= Alice Campion =

Pseudonym of a group of Australian writers

Alice Campion is the pseudonym of a group of Australian writers who have published two collaborative novels, The Painted Sky (Random House, 2015; published in German as Der Bunte Himmel, Ullstein Verlag 2015), and The Shifting Light (Penguin Random House, 2017). The group promotes collaborative fiction writing through workshops, public lectures, and the internet.

==Members==
Alice Campion consists of four core members: Denise Tart, a Sydney civil celebrant with a background in writing and performance; Jane Richards, a senior travel editor with Australian media group Fairfax; Jane St Vincent Welch (full name Mary Jane St Vincent Welch), an Australian film editor; and Jenny Crocker, a communications manager specialising in behaviour change campaigns. For its first novel, the Alice Campion group also included Madeline Oliver.

==Origins==
The Alice Campion collaborators met as members of an inner-city book club in Sydney, Australia, The Book Sluts. In 2010, while discussing Crime and Punishment, five members of the group decided spontaneously to write a ‘bestseller’ in order to fund a trip to Russia. What began as a light-hearted attempt to write a run-of-the-mill romance soon developed into a more serious attempt to write a quality genre novel. The group was also motivated by the lack of collaborative writing in commercial fiction. While other forms of creative writing – notably screenwriting for television and movies – thrived on collaboration, multi-author novels were rare.

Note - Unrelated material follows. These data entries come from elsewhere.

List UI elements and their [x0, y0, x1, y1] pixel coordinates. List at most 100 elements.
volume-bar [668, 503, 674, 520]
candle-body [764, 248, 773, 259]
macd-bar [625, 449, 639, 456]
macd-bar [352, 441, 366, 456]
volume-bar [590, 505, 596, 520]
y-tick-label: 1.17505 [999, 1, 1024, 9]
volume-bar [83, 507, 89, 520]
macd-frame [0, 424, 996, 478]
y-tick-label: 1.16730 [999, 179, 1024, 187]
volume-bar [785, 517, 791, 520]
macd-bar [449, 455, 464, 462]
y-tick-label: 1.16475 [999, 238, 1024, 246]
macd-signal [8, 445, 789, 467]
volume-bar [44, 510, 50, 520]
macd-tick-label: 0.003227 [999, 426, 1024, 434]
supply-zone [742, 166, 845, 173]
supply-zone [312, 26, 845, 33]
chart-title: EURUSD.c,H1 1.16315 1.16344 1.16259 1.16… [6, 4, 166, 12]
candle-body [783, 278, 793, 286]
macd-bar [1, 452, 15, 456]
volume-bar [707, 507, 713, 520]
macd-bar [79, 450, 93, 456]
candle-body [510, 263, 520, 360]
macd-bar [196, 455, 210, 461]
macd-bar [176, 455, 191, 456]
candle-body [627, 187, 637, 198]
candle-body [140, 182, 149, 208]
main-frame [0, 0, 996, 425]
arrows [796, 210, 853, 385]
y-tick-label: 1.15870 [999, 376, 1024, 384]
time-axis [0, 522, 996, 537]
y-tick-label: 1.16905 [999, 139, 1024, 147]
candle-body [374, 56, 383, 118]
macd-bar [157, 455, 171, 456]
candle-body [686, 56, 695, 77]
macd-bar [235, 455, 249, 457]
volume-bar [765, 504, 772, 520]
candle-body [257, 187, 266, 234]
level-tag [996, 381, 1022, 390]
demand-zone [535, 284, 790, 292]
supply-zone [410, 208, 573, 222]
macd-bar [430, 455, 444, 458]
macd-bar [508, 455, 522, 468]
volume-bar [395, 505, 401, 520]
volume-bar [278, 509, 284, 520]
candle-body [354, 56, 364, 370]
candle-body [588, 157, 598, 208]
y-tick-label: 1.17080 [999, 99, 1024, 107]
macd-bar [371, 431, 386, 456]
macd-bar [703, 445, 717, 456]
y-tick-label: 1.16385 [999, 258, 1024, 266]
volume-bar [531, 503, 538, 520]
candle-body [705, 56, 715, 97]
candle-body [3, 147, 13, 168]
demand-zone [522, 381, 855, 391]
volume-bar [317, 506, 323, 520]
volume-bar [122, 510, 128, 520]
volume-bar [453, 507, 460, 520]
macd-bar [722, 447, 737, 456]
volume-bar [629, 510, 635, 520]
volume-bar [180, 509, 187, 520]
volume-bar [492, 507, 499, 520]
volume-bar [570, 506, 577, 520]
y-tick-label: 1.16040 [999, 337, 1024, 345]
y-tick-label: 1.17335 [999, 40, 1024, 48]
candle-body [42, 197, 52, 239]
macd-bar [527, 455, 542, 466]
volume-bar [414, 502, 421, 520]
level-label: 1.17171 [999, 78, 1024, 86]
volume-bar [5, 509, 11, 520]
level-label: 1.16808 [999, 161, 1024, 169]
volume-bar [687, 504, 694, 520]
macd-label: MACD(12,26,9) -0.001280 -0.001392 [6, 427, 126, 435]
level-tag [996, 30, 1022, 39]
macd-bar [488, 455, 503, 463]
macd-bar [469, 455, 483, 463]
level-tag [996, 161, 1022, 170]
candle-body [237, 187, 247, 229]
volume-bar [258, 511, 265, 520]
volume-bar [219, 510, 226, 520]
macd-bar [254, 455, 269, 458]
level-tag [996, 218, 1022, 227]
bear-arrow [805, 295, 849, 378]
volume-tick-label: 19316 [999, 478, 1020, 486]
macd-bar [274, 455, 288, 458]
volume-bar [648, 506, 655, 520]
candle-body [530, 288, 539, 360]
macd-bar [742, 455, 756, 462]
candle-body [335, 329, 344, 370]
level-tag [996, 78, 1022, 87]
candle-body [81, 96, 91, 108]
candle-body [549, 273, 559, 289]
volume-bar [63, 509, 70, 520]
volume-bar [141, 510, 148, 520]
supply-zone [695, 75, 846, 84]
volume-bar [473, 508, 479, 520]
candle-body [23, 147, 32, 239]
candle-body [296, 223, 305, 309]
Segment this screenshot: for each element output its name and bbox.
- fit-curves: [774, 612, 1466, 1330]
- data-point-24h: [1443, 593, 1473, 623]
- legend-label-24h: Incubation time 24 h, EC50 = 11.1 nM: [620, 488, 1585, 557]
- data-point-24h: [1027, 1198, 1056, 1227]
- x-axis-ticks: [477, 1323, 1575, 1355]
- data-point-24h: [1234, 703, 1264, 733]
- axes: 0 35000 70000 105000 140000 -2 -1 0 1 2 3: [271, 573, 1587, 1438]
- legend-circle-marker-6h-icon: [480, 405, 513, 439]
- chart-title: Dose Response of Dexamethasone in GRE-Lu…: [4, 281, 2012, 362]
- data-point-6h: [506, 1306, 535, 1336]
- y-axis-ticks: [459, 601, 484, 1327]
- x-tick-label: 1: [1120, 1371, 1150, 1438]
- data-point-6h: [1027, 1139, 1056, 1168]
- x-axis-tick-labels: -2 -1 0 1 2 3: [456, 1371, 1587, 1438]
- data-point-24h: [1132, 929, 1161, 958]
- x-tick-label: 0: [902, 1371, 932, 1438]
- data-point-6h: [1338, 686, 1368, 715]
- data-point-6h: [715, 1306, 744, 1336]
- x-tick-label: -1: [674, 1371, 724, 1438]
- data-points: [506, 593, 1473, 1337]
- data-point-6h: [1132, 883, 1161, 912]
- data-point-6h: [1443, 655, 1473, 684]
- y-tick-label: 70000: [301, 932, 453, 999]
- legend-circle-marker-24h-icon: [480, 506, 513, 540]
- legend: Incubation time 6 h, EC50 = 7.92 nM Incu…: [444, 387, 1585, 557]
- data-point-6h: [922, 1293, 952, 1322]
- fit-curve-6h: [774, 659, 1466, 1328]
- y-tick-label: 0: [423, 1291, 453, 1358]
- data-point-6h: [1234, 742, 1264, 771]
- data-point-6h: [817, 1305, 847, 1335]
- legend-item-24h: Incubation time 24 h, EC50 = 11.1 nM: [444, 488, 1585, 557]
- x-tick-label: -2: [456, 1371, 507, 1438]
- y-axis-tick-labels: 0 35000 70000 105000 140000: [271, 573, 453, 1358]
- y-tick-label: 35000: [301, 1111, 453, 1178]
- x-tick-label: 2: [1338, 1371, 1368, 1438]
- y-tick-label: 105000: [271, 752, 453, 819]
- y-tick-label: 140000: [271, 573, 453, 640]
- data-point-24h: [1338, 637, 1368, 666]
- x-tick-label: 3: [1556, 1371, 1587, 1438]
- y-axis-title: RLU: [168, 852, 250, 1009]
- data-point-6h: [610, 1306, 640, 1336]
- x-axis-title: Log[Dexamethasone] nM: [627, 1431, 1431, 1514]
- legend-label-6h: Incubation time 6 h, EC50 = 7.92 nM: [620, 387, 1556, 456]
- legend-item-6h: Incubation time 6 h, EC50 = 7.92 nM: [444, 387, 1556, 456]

Other successful collaborative pairs writing commercial Australian literature include Thomas Keneally and his daughter Meg Kenneally as well as Florence James and Dymphna Cusack, who wrote the classic Australian novel Come In Spinner. Alice Campion remains the only multi-member commercial fiction group collaboration in the world.

==Writing process==
The Alice Campion authors have outlined their writing process in detail, that they refer to as 'group fiction'. The document this process in their e-book How to Write Fiction as a Group. Generally, the group meets on a Sunday to develop the plot of the book. This involves breaking the existing story into short scenes of around two to four pages. The group collaboratively decides what will happen in each scene: the action, setting the point of view, impacts on the emotion and knowledge of the participating character and the tone. Each writer then takes a single scene away and writes it as a draft. Scenes must be written and circulated to the other writers ahead of the next meeting, which generally takes place on a Thursday. At this Revision Meeting, each writer reads her own scene out loud and other participants have an opportunity to suggest improvements, which are integrated or not by agreement. In subsequent drafts, scenes are re-written by someone other than the original author and edited collaboratively to ensure a smooth and seamless narrative. Disagreements are decided by a vote.

==Bibliography==
- The Painted Sky (Random House Australia, 2015), published in German as Der Bunte Himmel (Ullstein Verlag, 2015). In this family mystery/romance hybrid, a young urban designer inherits an outback property and is drawn into layers of family secrets.
- How to Write Fiction as a Group (2015), an e-book by Alice Campion members Jenny Crocker, Jane Richards and Denise Tart.
- The Shifting Light (Penguin Random House, 2017), a sequel to The Painted Sky.

==Public reception==
Following its publication in 2015, The Painted Sky drew attention from the Australian media. The Alice Campion authors have presented at numerous events, workshops and festivals including the Japan Writers’ Conference, the inaugural St Albans Writers’ Festival, the New South Wales Writers' Centre, the Society of Women Writers (NSW), the State Library NSW, the NSW Writers' Centre, and for Writers Victoria at the Wheeler Centre in Melbourne. Following the publication of The Shifting Light in 2017, the Alices appeared at the Sydney Writers' Festival and ran a workshop on how to write collaborative fiction.